Calculate how many grams of the product(s) would be produced by complete reaction of 0.125 mole of the first reactant.

CaCO3 + 2HCl --> CaCl2 + CO2 + H2O

Use the coefficient to convert mole of what you have to mols of what you want, then g = mols x molar mass

To calculate the grams of the product produced by the complete reaction, you need to use the molar mass of each reactant and product involved in the reaction.

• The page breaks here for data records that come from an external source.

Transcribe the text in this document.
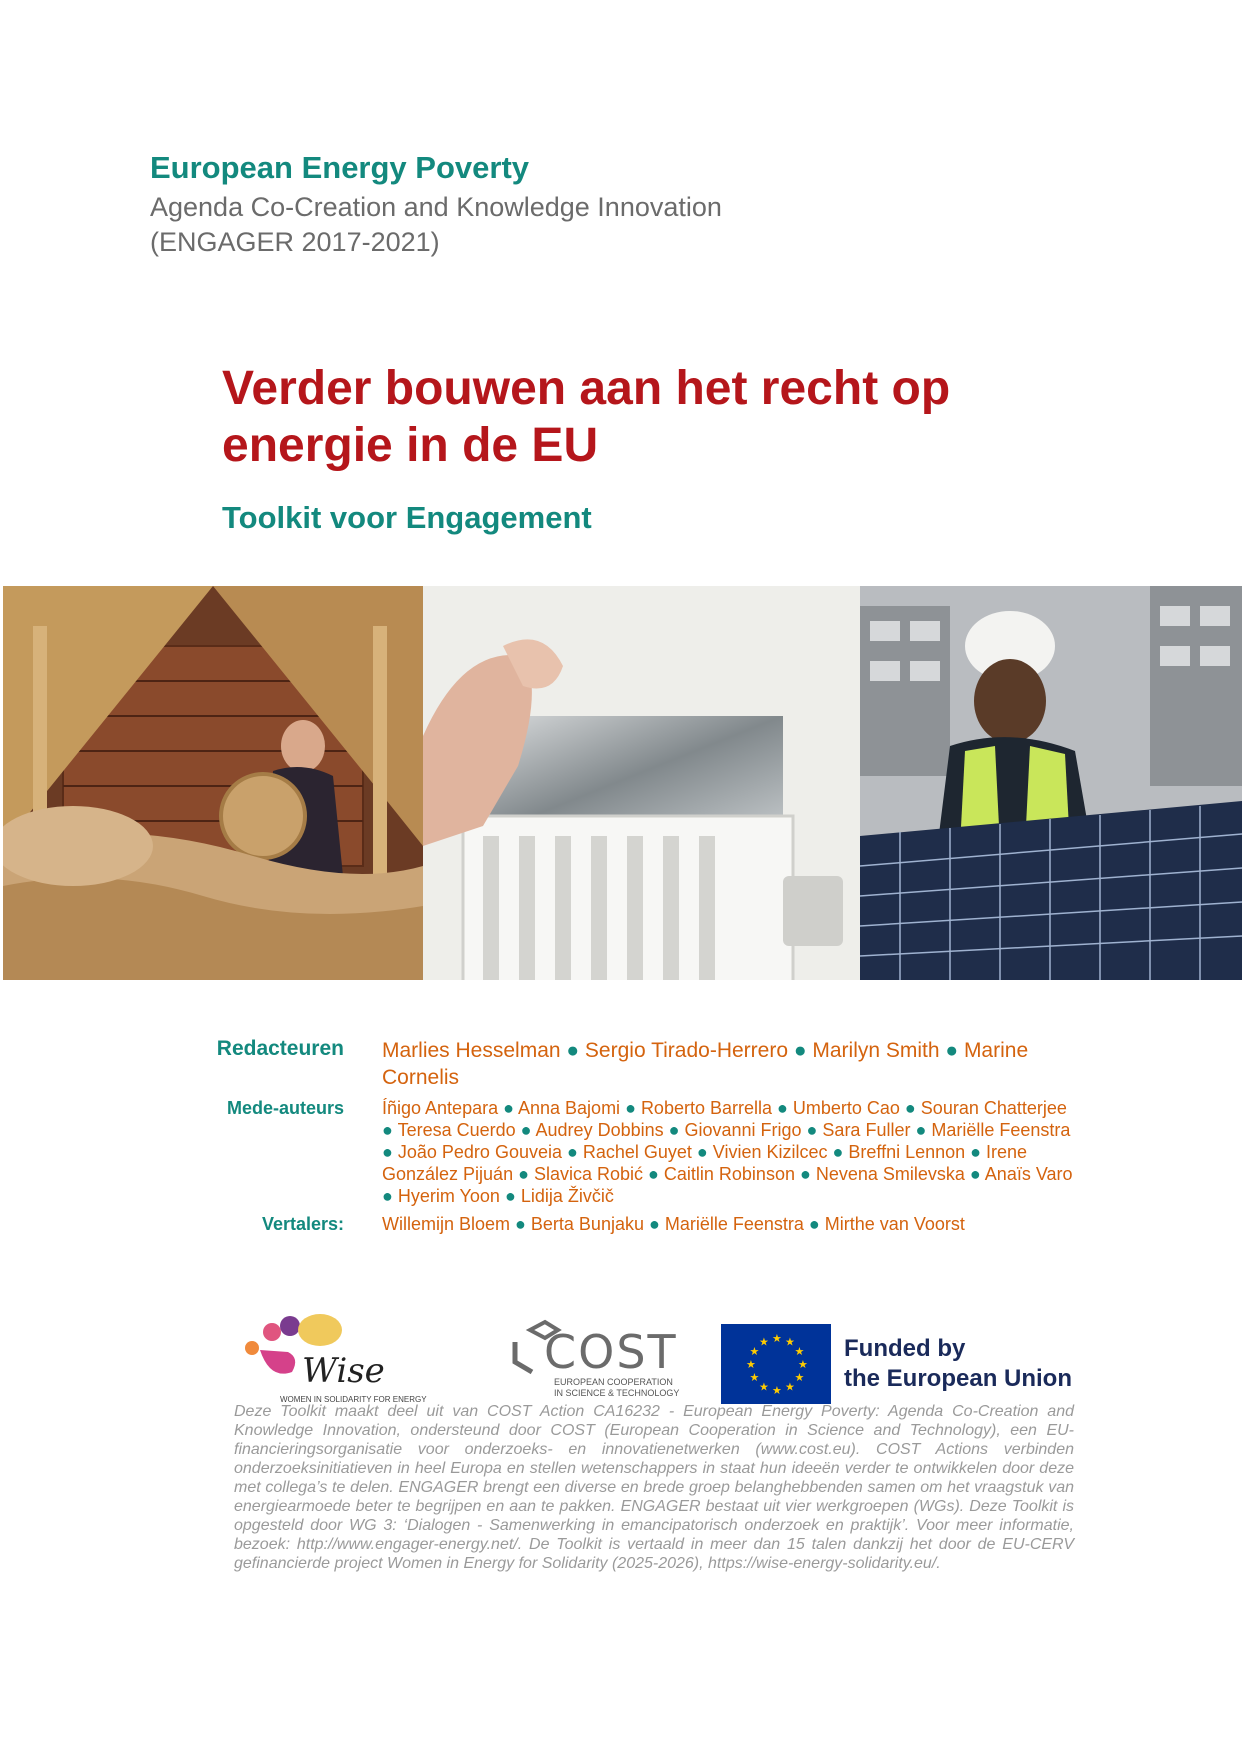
European Energy Poverty
Agenda Co-Creation and Knowledge Innovation
(ENGAGER 2017-2021)
Verder bouwen aan het recht op
energie in de EU
Toolkit voor Engagement
Redacteuren	Marlies Hesselman ● Sergio Tirado-Herrero ● Marilyn Smith ● Marine Cornelis
Mede-auteurs	Íñigo Antepara ● Anna Bajomi ● Roberto Barrella ● Umberto Cao ● Souran Chatterjee ● Teresa Cuerdo ● Audrey Dobbins ● Giovanni Frigo ● Sara Fuller ● Mariëlle Feenstra ● João Pedro Gouveia ● Rachel Guyet ● Vivien Kizilcec ● Breffni Lennon ● Irene González Pijuán ● Slavica Robić ● Caitlin Robinson ● Nevena Smilevska ● Anaïs Varo ● Hyerim Yoon ● Lidija Živčič
Vertalers:	Willemijn Bloem ● Berta Bunjaku ● Mariëlle Feenstra ● Mirthe van Voorst
Wise
WOMEN IN SOLIDARITY FOR ENERGY
COST
EUROPEAN COOPERATION
IN SCIENCE & TECHNOLOGY
★
★
★
★
★
★
★
★
★ ★ ★
★ Funded by
the European Union
Deze Toolkit maakt deel uit van COST Action CA16232 - European Energy Poverty: Agenda Co-Creation and Knowledge Innovation, ondersteund door COST (European Cooperation in Science and Technology), een EU-financieringsorganisatie voor onderzoeks- en innovatienetwerken (www.cost.eu). COST Actions verbinden onderzoeksinitiatieven in heel Europa en stellen wetenschappers in staat hun ideeën verder te ontwikkelen door deze met collega’s te delen. ENGAGER brengt een diverse en brede groep belanghebbenden samen om het vraagstuk van energiearmoede beter te begrijpen en aan te pakken. ENGAGER bestaat uit vier werkgroepen (WGs). Deze Toolkit is opgesteld door WG 3: ‘Dialogen - Samenwerking in emancipatorisch onderzoek en praktijk’. Voor meer informatie, bezoek: http://www.engager-energy.net/. De Toolkit is vertaald in meer dan 15 talen dankzij het door de EU-CERV gefinancierde project Women in Energy for Solidarity (2025-2026), https://wise-energy-solidarity.eu/.
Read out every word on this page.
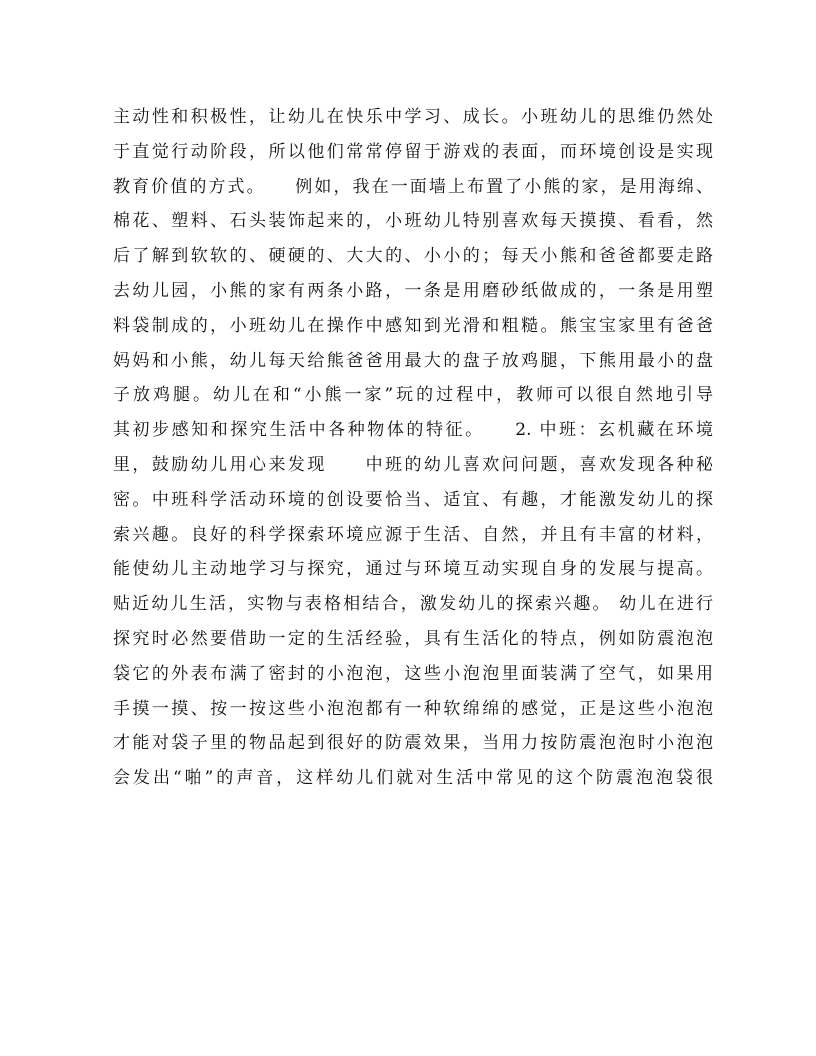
主动性和积极性，让幼儿在快乐中学习、成长。小班幼儿的思维仍然处
于直觉行动阶段，所以他们常常停留于游戏的表面，而环境创设是实现
教育价值的方式。　　例如，我在一面墙上布置了小熊的家，是用海绵、
棉花、塑料、石头装饰起来的，小班幼儿特别喜欢每天摸摸、看看，然
后了解到软软的、硬硬的、大大的、小小的；每天小熊和爸爸都要走路
去幼儿园，小熊的家有两条小路，一条是用磨砂纸做成的，一条是用塑
料袋制成的，小班幼儿在操作中感知到光滑和粗糙。熊宝宝家里有爸爸
妈妈和小熊，幼儿每天给熊爸爸用最大的盘子放鸡腿，下熊用最小的盘
子放鸡腿。幼儿在和“小熊一家”玩的过程中，教师可以很自然地引导
其初步感知和探究生活中各种物体的特征。　　2. 中班：玄机藏在环境
里，鼓励幼儿用心来发现　　中班的幼儿喜欢问问题，喜欢发现各种秘
密。中班科学活动环境的创设要恰当、适宜、有趣，才能激发幼儿的探
索兴趣。良好的科学探索环境应源于生活、自然，并且有丰富的材料，
能使幼儿主动地学习与探究，通过与环境互动实现自身的发展与提高。
贴近幼儿生活，实物与表格相结合，激发幼儿的探索兴趣。 幼儿在进行
探究时必然要借助一定的生活经验，具有生活化的特点，例如防震泡泡
袋它的外表布满了密封的小泡泡，这些小泡泡里面装满了空气，如果用
手摸一摸、按一按这些小泡泡都有一种软绵绵的感觉，正是这些小泡泡
才能对袋子里的物品起到很好的防震效果，当用力按防震泡泡时小泡泡
会发出“啪”的声音，这样幼儿们就对生活中常见的这个防震泡泡袋很
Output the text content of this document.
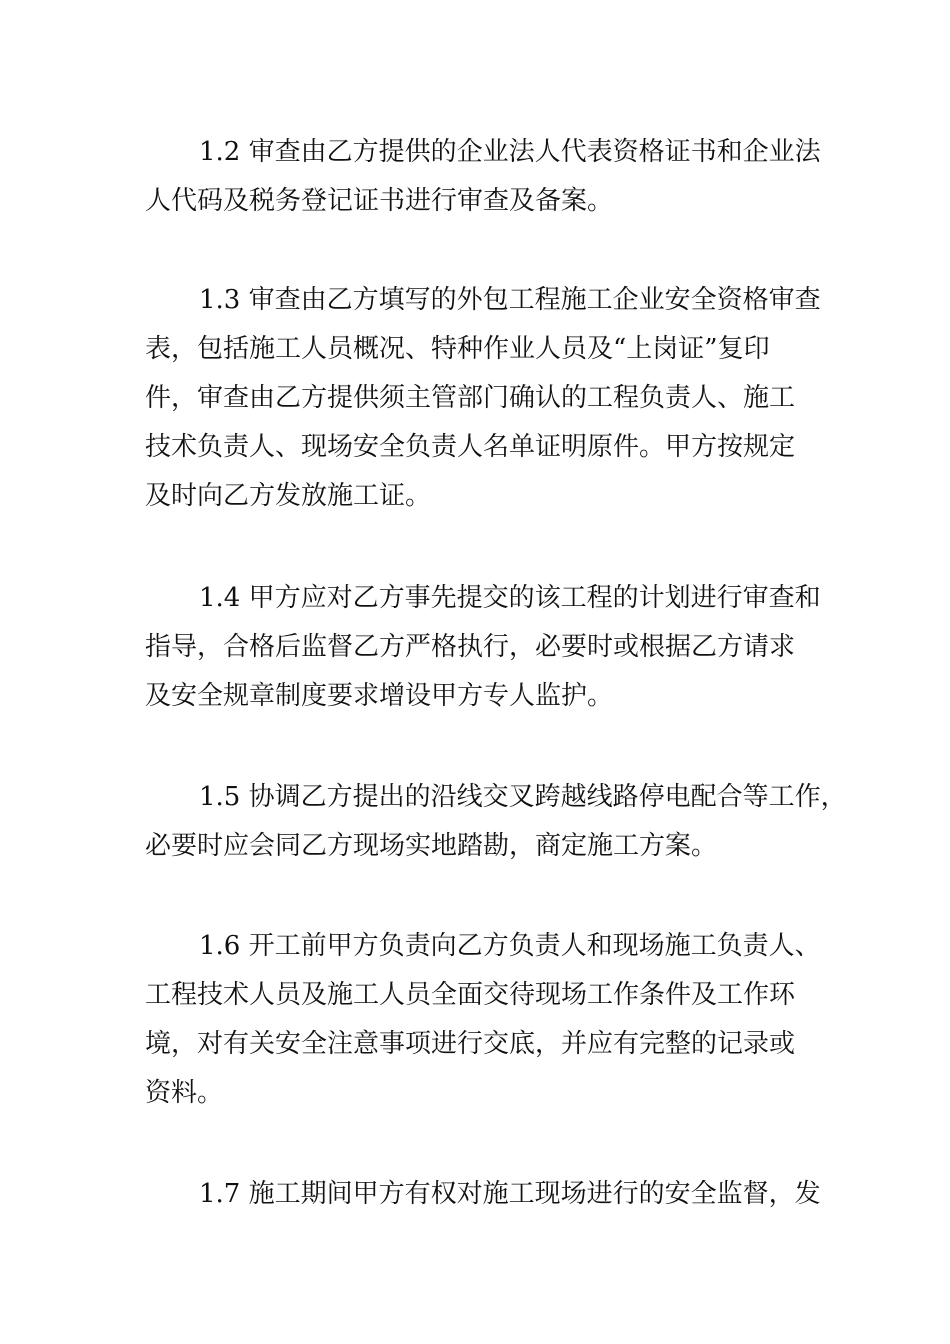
1.2 审查由乙方提供的企业法人代表资格证书和企业法
人代码及税务登记证书进行审查及备案。
1.3 审查由乙方填写的外包工程施工企业安全资格审查
表，包括施工人员概况、特种作业人员及“上岗证”复印
件，审查由乙方提供须主管部门确认的工程负责人、施工
技术负责人、现场安全负责人名单证明原件。甲方按规定
及时向乙方发放施工证。
1.4 甲方应对乙方事先提交的该工程的计划进行审查和
指导，合格后监督乙方严格执行，必要时或根据乙方请求
及安全规章制度要求增设甲方专人监护。
1.5 协调乙方提出的沿线交叉跨越线路停电配合等工作，
必要时应会同乙方现场实地踏勘，商定施工方案。
1.6 开工前甲方负责向乙方负责人和现场施工负责人、
工程技术人员及施工人员全面交待现场工作条件及工作环
境，对有关安全注意事项进行交底，并应有完整的记录或
资料。
1.7 施工期间甲方有权对施工现场进行的安全监督，发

First, let's determine the molar mass of CaCO3 (calcium carbonate), HCl (hydrochloric acid), CaCl2 (calcium chloride), CO2 (carbon dioxide), and H2O (water):

- Molar mass of CaCO3: 40.08 g/mol (Ca: 40.08 g/mol, C: 12.01 g/mol, O: 16.00 g/mol)
- Molar mass of HCl: 36.46 g/mol (H: 1.01 g/mol, Cl: 35.45 g/mol)
- Molar mass of CaCl2: 110.98 g/mol (Ca: 40.08 g/mol, Cl: 35.45 g/mol x 2)
- Molar mass of CO2: 44.01 g/mol (C: 12.01 g/mol, O: 16.00 g/mol x 2)
- Molar mass of H2O: 18.02 g/mol (H: 1.01 g/mol x 2, O: 16.00 g/mol)

Now that we know the molar masses, we can set up the stoichiometric ratio between the reactant (CaCO3) and the product (CO2) in order to find the grams of the product produced.

From the balanced equation, we see that 1 mole of CaCO3 reacts to produce 1 mole of CO2. Therefore, the stoichiometric ratio is 1:1.

Given that you have 0.125 moles of CaCO3, you can directly convert moles to grams using the molar mass:

Grams of CaCO3 = moles x molar mass
Grams of CaCO3 = 0.125 mol x 40.08 g/mol = 5.01 grams of CaCO3

Since the stoichiometric ratio between CaCO3 and CO2 is 1:1, the grams of CO2 produced would also be 5.01 grams.

Hence, by the complete reaction of 0.125 mole of CaCO3, 5.01 grams of CO2 would be produced.